お金の問題で一番大事なのは「1つ分」を意識すること
お金の文章題で、一番大切な考え方は何だと思いますか。それは、「1つ分はいくらか」をはっきりさせることです。
- 1個あたり
- 1本あたり
- 1冊あたり
これが、いわゆる「単価」です。普段の買い物では自然にできているのに、問題になると急に分からなくなる。

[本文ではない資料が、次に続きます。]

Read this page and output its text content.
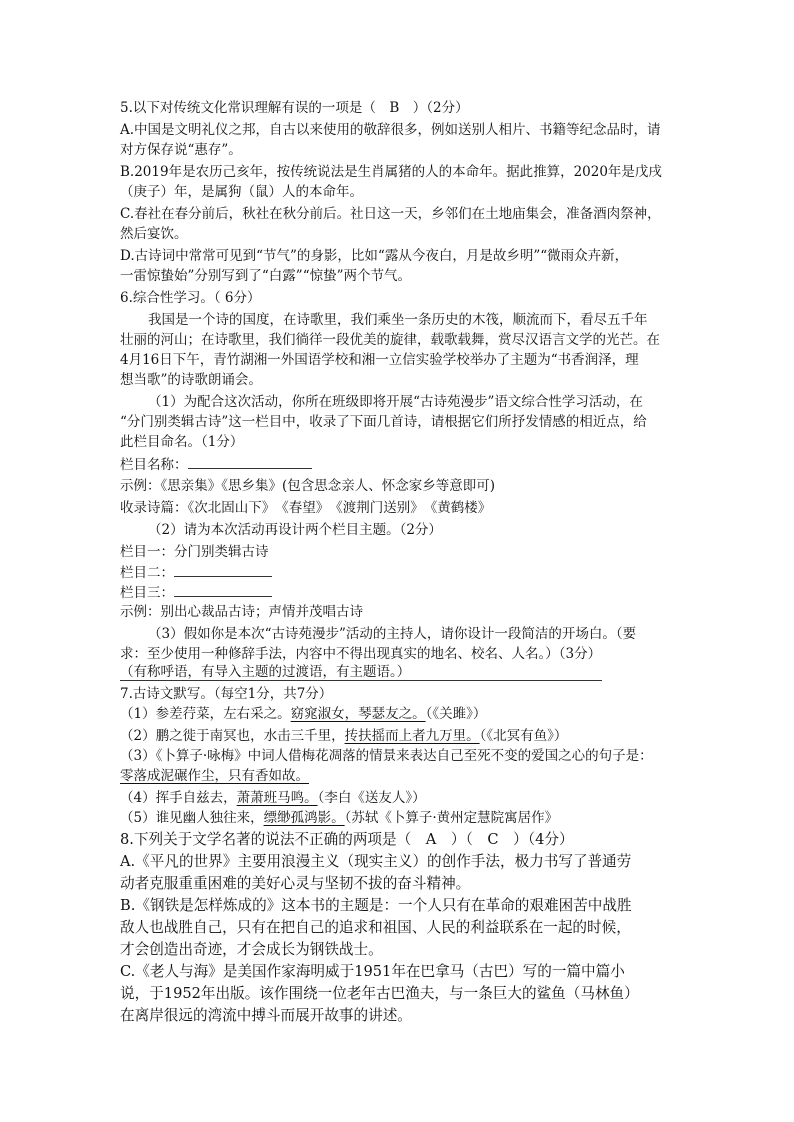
5.以下对传统文化常识理解有误的一项是（　B　）（2分）
A.中国是文明礼仪之邦，自古以来使用的敬辞很多，例如送别人相片、书籍等纪念品时，请
对方保存说“惠存”。
B.2019年是农历己亥年，按传统说法是生肖属猪的人的本命年。据此推算，2020年是戊戌
（庚子）年，是属狗（鼠）人的本命年。
C.春社在春分前后，秋社在秋分前后。社日这一天，乡邻们在土地庙集会，准备酒肉祭神，
然后宴饮。
D.古诗词中常常可见到“节气”的身影，比如“露从今夜白，月是故乡明”“微雨众卉新，
一雷惊蛰始”分别写到了“白露”“惊蛰”两个节气。
6.综合性学习。（ 6分）
我国是一个诗的国度，在诗歌里，我们乘坐一条历史的木筏，顺流而下，看尽五千年
壮丽的河山；在诗歌里，我们徜徉一段优美的旋律，载歌载舞，赏尽汉语言文学的光芒。在
4月16日下午，青竹湖湘一外国语学校和湘一立信实验学校举办了主题为“书香润泽，理
想当歌”的诗歌朗诵会。
（1）为配合这次活动，你所在班级即将开展“古诗苑漫步”语文综合性学习活动，在
“分门别类辑古诗”这一栏目中，收录了下面几首诗，请根据它们所抒发情感的相近点，给
此栏目命名。（1分）
栏目名称：
示例：《思亲集》《思乡集》(包含思念亲人、怀念家乡等意即可)
收录诗篇：《次北固山下》　《春望》　《渡荆门送别》　《黄鹤楼》
（2）请为本次活动再设计两个栏目主题。（2分）
栏目一：分门别类辑古诗
栏目二：
栏目三：
示例：别出心裁品古诗；声情并茂唱古诗
（3）假如你是本次“古诗苑漫步”活动的主持人，请你设计一段简洁的开场白。（要
求：至少使用一种修辞手法，内容中不得出现真实的地名、校名、人名。）（3分）
（有称呼语，有导入主题的过渡语，有主题语。）
7.古诗文默写。（每空1分，共7分）
（1）参差荇菜，左右采之。窈窕淑女，琴瑟友之。（《关雎》）
（2）鹏之徙于南冥也，水击三千里，抟扶摇而上者九万里。（《北冥有鱼》）
（3）《卜算子·咏梅》中词人借梅花凋落的情景来表达自己至死不变的爱国之心的句子是：
零落成泥碾作尘，只有香如故。
（4）挥手自兹去，萧萧班马鸣。（李白《送友人》）
（5）谁见幽人独往来，缥缈孤鸿影。（苏轼《卜算子·黄州定慧院寓居作》
8.下列关于文学名著的说法不正确的两项是（　A　）（　C　）（4分）
A.《平凡的世界》主要用浪漫主义（现实主义）的创作手法，极力书写了普通劳
动者克服重重困难的美好心灵与坚韧不拔的奋斗精神。
B.《钢铁是怎样炼成的》这本书的主题是：一个人只有在革命的艰难困苦中战胜
敌人也战胜自己，只有在把自己的追求和祖国、人民的利益联系在一起的时候，
才会创造出奇迹，才会成长为钢铁战士。
C.《老人与海》是美国作家海明威于1951年在巴拿马（古巴）写的一篇中篇小
说，于1952年出版。该作围绕一位老年古巴渔夫，与一条巨大的鲨鱼（马林鱼）
在离岸很远的湾流中搏斗而展开故事的讲述。
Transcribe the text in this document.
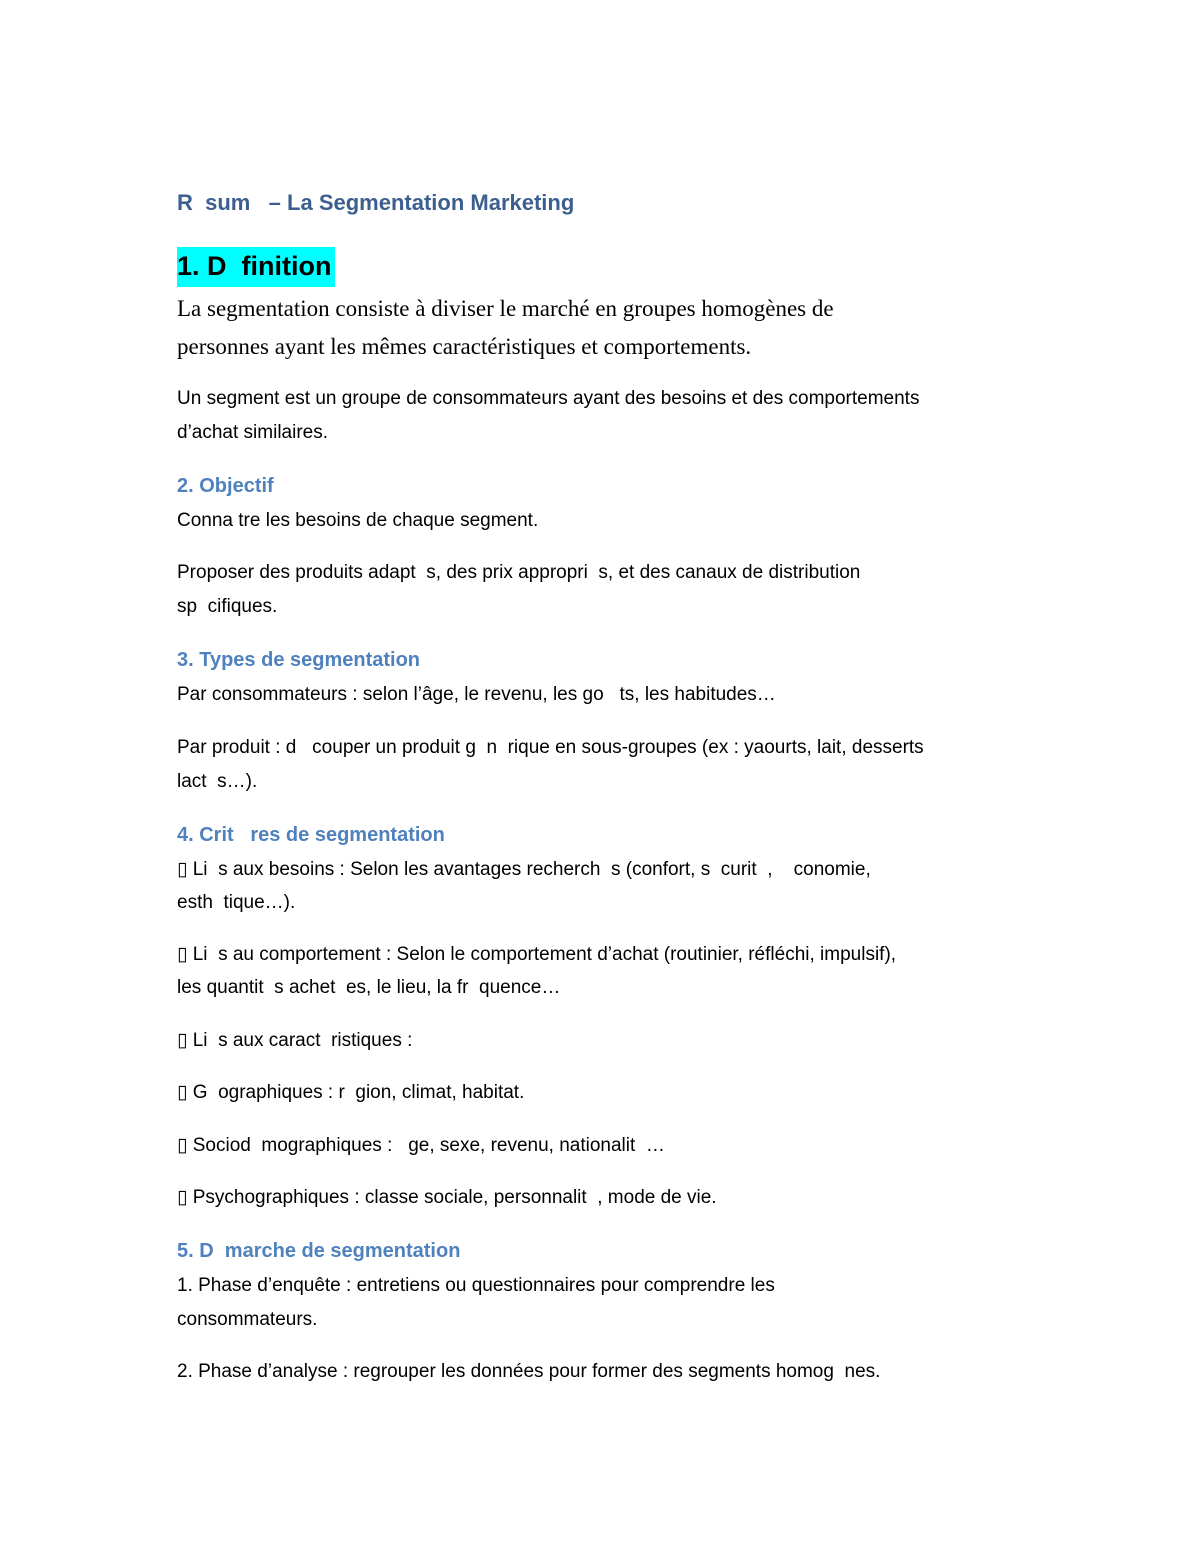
R  sum   – La Segmentation Marketing
1. D  finition

La segmentation consiste à diviser le marché en groupes homogènes de

personnes ayant les mêmes caractéristiques et comportements.

Un segment est un groupe de consommateurs ayant des besoins et des comportements

d’achat similaires.

2. Objectif

Conna tre les besoins de chaque segment.

Proposer des produits adapt  s, des prix appropri  s, et des canaux de distribution

sp  cifiques.

3. Types de segmentation

Par consommateurs : selon l’âge, le revenu, les go   ts, les habitudes…

Par produit : d   couper un produit g  n  rique en sous-groupes (ex : yaourts, lait, desserts

lact  s…).

4. Crit   res de segmentation

▯ Li  s aux besoins : Selon les avantages recherch  s (confort, s  curit  ,    conomie,

esth  tique…).

▯ Li  s au comportement : Selon le comportement d’achat (routinier, réfléchi, impulsif),

les quantit  s achet  es, le lieu, la fr  quence…

▯ Li  s aux caract  ristiques :

▯ G  ographiques : r  gion, climat, habitat.

▯ Sociod  mographiques :   ge, sexe, revenu, nationalit  …

▯ Psychographiques : classe sociale, personnalit  , mode de vie.

5. D  marche de segmentation

1. Phase d’enquête : entretiens ou questionnaires pour comprendre les

consommateurs.

2. Phase d’analyse : regrouper les données pour former des segments homog  nes.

それは、文章を読んだ瞬間に「式を立てなきゃ」と焦ってしまうからです。
つまずく生徒ほど、全部を一気に考えようとする
家庭教師として見ていると、つまずく生徒には共通点があります。
それは、
・単価
・個数
・合計金額
この3つを、一度に頭の中で処理しようとすることです。でも、これはかなり大変です。
だから私はよく、
今、1個の話をしている?
それとも全部の話?
と声をかけます。この一言で、「あ、今ぐちゃぐちゃだった」と気づく生徒は本当に多いです。
まずは「何が変わらないか」を探そう
速さの文章題でもお話ししましたが、お金の問題でも最初にやることは同じです。
この問題でずっと同じなのは何だろう?
- 1個の値段が同じ
- 合計金額が決まっている
- 個数が変わる
ここを見つけるだけで、問題は一気に読みやすくなります。
焦って式を書かなくていい。考える時間を取っていいんです。
実は、比例と反比例のかたまり
お金の文章題は、比例・反比例がぎゅっと詰まっています。
- 単価が同じ → 個数と金額は比例
- 合計が同じ → 単価と個数は反比例
たとえば、同じお金で買うなら値段が高くなるとどうなる?
当然、買える数は減ります。
こうやって言葉にすると、とても自然ですよね。この言葉だけ聞くと、反比例だということがすぐに理解できると思います。
家庭教師として「惜しいな」と思う瞬間
式も合っている。計算もできている。それなのに間違えてしまう。
そんなとき、原因はだいたい一つです。
1つ分の話と全部の話が途中で入れ替わっている
だから私は、
今の数字は1個分?それとも合計?
と、何度も確認します。
ここがはっきりすると、間違いはぐっと減ります。
図や表は「考えるための味方」
考えがまとまらないときは、無理に頭だけでやろうとしないでください。
- 1個
- ○個
- 合計
これを簡単に書くだけで、頭がすっと整理されます。
上手な生徒ほど、必ず紙を使っています。書くことは、考えることです。面倒くさいとさぼってしまいがちですが、必ず意識して書くようにしましょう!
解けたかよりも、身につけてほしいこと
お金の文章題で一番大切なのは、答えが合ったかどうかではありません。
次に似た問題を見たときどう考え始めるかです。
公式だけで解いた問題は、少し形が変わると止まってしまいます。でも、
- 1つ分を意識する
- 変わらないものを探す
- 比例か反比例か考える
この流れが身につけば、問題は怖くなくなります。
まとめ:お金の問題は「考える練習場」
お金の文章題は、ただの計算問題ではありません。
考える練習をするための問題です。
うまくいかなくても大丈夫。時間がかかっても大丈夫。
大切なのは、考えようとしているかどうか。
数学は暗記だけではいけない。
お金の文章題は、それを一番実感できる単元だと私は思っています。